In a surprise decision, union President Karen Lewis said that some 800 delegates meeting on Sunday to review a new contract agreement negotiated with Mayor Rahm Emanuel decided that they needed more time to consider whether to go back to work.
"A clear majority (of the delegates) wanted to stay out. That's why we are staying out," Lewis told a news conference after a three-hour meeting.
Before the meeting, Lewis had said she would ask the delegates to suspend the strike by 29,000 teachers, school nurses and other support staff.
The decision was a setback for the union leadership that had appeared to have strong support for its confrontation with Mayor Rahm Emanuel.
Both sides claimed some victories in the new agreement.
Emanuel compromised on the design of the first update of the evaluation system for Chicago teachers in 40 years, according to details of the agreement released by both sides. He agreed to phase in the new plan over several years and reduced the weighting of standardized test results in reviewing teachers.
Teachers won some job-security protections and prevented the introduction of merit pay in their contract.
The Chicago strike has shone a bright light on a fierce national debate over how to reform failing inner-city schools. The union believes that more money and resources should be given to neighborhood public schools to help them improve.
Emanuel and a legion of financiers and philanthropists believe that failing schools should be closed and reopened with new staff and principals to give the students the best chance of improving academically.
In Chicago, more than 80 neighborhood schools have been closed in the last decade as the enrollment has declined by about 20 percent.
At the same time, 96 so-called charter schools have been opened. Charters are controversial because they are publicly funded but non-union and not subject to some public school rules and regulations.
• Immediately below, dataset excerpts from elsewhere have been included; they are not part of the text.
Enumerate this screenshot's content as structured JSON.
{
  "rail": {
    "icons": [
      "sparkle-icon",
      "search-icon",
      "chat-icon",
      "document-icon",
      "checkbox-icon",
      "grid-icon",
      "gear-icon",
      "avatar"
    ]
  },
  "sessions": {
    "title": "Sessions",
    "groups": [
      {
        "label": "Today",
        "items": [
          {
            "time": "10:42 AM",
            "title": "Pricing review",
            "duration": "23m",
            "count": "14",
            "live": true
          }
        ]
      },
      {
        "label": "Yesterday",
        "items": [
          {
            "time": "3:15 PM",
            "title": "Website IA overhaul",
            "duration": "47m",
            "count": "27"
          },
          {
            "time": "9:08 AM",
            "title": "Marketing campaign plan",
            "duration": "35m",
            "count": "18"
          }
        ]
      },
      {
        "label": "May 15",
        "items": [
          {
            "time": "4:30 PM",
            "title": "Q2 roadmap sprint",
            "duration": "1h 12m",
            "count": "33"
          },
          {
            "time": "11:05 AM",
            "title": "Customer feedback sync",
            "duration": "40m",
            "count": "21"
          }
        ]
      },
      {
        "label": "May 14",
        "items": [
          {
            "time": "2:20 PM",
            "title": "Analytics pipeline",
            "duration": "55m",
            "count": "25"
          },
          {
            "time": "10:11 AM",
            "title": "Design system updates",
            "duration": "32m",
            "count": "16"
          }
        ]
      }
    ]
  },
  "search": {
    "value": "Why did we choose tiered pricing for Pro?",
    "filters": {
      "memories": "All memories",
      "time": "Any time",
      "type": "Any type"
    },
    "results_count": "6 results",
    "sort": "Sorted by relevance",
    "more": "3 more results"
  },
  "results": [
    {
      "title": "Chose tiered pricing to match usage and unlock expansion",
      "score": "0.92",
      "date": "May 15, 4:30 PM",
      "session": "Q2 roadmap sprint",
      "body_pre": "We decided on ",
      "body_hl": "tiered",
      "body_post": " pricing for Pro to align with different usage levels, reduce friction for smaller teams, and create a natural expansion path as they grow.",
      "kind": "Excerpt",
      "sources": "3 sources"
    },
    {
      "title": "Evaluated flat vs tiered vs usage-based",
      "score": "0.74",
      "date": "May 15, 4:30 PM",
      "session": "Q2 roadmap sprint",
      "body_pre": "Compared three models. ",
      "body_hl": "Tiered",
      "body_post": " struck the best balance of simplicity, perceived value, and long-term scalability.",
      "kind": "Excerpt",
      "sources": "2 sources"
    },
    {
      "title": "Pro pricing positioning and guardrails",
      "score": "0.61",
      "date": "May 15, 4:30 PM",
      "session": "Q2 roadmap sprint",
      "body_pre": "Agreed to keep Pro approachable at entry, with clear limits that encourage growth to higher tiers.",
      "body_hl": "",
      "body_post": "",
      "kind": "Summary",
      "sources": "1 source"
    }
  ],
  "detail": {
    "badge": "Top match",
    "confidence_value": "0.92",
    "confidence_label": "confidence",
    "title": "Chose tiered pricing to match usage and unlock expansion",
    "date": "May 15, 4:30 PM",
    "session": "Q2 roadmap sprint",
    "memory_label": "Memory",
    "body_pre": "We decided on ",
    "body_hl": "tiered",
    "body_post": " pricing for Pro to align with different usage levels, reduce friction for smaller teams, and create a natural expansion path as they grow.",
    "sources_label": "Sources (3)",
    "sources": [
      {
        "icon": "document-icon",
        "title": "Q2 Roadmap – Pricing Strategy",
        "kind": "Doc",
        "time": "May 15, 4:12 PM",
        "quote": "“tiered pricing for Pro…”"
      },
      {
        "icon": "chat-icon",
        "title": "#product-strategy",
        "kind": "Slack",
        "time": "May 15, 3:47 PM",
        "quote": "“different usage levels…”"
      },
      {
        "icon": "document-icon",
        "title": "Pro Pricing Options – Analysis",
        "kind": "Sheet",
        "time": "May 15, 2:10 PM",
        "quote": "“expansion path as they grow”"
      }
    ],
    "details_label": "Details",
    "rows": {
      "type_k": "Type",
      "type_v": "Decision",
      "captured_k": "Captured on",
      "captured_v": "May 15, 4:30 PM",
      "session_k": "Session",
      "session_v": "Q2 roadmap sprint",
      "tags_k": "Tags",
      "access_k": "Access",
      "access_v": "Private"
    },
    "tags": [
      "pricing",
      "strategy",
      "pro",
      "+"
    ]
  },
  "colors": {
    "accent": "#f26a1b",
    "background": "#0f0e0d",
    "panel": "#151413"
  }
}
Their record of improving student academic performance is mixed, studies show.
Lewis and the union argue that charters are undermining public education.
"We work very hard," said Rhonda McLeod, a special-education teacher at a neighborhood school on Chicago's South Side and one of the delegates who voted on Sunday. "To say a teacher comes in and phones it in is the biggest lie I ever heard."
The agreement calls for a 3 percent raise this year and 2 percent in each of the next two years. If the agreement is extended for an optional fourth year, teachers get a 3 percent increase. The increases will result in an average 17.6 increase over four years, the district said.
The deal could worsen the Chicago Public Schools financial crisis. Emanuel said the contract will cost $295 million over four years, or $74 million per year.
Debt rating agencies had previously warned that the new agreement with teachers could bust the school district budget and lead to a downgrade of its credit rating.
The district has drained all its financial reserves to cover an expected budget deficit over the next year and has levied the maximum property tax allowed by law.
Lewis said that teachers also fear that when the strike ends, Emanuel will soon announce the closing of scores of schools to save money to pay for the new contract with teachers and to make room for opening more charter schools.
Teachers won a concession from Emanuel that half of all teachers hired by the district must be union members laid off from school closings.